As a self-taught front-end developer, I wish I had been given context and understanding of my audience and their needs. I remember looking up accessible names and how to use screen reader software in order to fix bugs that were just along the lines of ‘cannot use with a screen reader’. In my mind I was just looking for a quick technical fix. But looking back I know that what I really needed was an understanding of how different people would use what I was building in different ways and with different needs.
What’s your top accessibility tip?
I try and think of myself using what I’m creating or assessing in different situations that cover off a multitude of potential issues. So for example:
- Can I do everything with a keyboard?
- Could I use it in glaring sunshine outside (thinking about colour contrast, zoom, reflow for smaller screens, use of colour, etc)?
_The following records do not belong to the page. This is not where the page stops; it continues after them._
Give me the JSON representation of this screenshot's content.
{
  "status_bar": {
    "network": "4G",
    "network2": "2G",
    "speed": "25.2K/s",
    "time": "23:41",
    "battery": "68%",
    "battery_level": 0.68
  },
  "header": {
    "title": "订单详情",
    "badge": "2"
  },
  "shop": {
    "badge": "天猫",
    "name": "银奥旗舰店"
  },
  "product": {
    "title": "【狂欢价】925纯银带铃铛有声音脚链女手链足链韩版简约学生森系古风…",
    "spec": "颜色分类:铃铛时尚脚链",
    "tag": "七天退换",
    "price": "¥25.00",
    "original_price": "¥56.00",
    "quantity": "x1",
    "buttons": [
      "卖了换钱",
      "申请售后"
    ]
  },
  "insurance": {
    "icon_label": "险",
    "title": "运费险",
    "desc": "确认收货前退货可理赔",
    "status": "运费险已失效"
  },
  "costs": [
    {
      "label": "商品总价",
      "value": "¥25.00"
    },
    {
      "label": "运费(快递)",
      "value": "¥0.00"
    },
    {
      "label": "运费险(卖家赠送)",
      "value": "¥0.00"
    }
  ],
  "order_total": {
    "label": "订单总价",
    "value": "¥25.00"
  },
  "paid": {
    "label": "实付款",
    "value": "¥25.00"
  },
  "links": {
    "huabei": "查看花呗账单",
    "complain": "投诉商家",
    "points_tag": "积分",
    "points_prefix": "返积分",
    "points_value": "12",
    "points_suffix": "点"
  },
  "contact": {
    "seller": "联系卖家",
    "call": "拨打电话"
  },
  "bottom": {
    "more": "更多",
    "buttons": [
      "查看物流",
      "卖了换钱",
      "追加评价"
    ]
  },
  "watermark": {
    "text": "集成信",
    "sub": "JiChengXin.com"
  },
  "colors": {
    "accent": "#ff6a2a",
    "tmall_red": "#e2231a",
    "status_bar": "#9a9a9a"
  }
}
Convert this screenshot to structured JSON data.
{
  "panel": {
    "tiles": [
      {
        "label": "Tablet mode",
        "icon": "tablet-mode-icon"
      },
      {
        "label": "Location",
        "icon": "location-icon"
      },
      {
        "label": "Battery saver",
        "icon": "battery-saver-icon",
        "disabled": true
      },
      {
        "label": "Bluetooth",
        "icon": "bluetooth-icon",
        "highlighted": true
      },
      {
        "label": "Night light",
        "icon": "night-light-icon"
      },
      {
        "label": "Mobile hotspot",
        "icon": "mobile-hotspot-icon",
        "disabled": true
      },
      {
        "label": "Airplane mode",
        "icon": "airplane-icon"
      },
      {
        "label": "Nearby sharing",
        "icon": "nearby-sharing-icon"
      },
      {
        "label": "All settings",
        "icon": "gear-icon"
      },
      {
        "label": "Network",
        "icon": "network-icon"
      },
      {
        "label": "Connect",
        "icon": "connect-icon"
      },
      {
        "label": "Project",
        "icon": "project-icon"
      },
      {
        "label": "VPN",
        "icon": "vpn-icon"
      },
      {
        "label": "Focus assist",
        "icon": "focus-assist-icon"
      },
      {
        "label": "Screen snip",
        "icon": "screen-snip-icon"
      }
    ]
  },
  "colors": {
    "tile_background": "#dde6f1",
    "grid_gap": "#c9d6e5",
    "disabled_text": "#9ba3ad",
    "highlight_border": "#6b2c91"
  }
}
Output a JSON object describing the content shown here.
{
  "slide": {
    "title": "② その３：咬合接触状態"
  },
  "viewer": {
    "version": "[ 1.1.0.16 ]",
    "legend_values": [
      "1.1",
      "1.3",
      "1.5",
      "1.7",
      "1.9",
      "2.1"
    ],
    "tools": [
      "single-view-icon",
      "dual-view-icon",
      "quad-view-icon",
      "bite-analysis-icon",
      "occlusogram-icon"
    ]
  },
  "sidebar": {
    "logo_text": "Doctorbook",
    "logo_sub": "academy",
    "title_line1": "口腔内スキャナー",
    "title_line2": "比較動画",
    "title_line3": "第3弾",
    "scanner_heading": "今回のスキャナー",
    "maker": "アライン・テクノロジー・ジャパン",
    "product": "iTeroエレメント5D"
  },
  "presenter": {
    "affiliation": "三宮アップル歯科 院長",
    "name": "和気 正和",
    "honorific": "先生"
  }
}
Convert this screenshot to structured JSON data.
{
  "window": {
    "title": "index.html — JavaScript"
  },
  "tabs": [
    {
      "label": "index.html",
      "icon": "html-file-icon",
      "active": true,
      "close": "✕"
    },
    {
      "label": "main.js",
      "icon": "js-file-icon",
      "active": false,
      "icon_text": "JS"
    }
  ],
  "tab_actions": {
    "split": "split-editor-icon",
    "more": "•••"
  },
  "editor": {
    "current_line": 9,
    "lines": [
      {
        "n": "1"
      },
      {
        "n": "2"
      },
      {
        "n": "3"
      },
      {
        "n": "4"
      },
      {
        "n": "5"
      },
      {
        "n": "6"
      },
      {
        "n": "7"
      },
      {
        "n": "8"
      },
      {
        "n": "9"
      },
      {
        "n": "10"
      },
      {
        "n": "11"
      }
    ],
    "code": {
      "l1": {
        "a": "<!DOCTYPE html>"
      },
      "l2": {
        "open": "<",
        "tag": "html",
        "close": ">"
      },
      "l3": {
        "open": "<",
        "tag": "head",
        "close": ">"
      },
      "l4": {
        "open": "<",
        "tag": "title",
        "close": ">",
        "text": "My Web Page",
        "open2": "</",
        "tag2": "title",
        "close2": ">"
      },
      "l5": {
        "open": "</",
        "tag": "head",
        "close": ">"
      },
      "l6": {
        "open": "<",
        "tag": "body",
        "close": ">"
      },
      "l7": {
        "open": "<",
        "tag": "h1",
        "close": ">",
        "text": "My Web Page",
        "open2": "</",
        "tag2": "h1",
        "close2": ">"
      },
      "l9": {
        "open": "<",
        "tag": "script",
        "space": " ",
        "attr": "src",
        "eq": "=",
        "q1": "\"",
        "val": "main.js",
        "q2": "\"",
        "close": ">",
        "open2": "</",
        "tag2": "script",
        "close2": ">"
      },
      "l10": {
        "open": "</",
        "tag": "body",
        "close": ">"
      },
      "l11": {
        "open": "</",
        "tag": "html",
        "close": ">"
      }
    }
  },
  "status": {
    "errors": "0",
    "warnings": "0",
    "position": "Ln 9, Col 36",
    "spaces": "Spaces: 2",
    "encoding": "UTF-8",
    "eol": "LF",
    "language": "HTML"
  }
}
- If I couldn’t see it for whatever reason, could I understand the content, context and layout without the visual clues (thinking about semantic HTML structure, text alternatives, notification of dynamic updates, etc)?
- If I had to use my voice to interact, is it obvious how things are programmatically named so that I can refer to them (thinking about accessible names of buttons, for example, so that I can say “click ‘go to previous step’ button)?
I just find imagining myself in various situations helps me understand what’s needed.
What’s your top accessibility resource?
Probably the ARIA Authoring Practices Guide (APG). I refer to it often, just because it’s easy over time to lose track of the basics. Other than that, probably reading blogs of many other accessible professionals out there such as Adrian Roselli from whom I’ve learnt a massive amount from.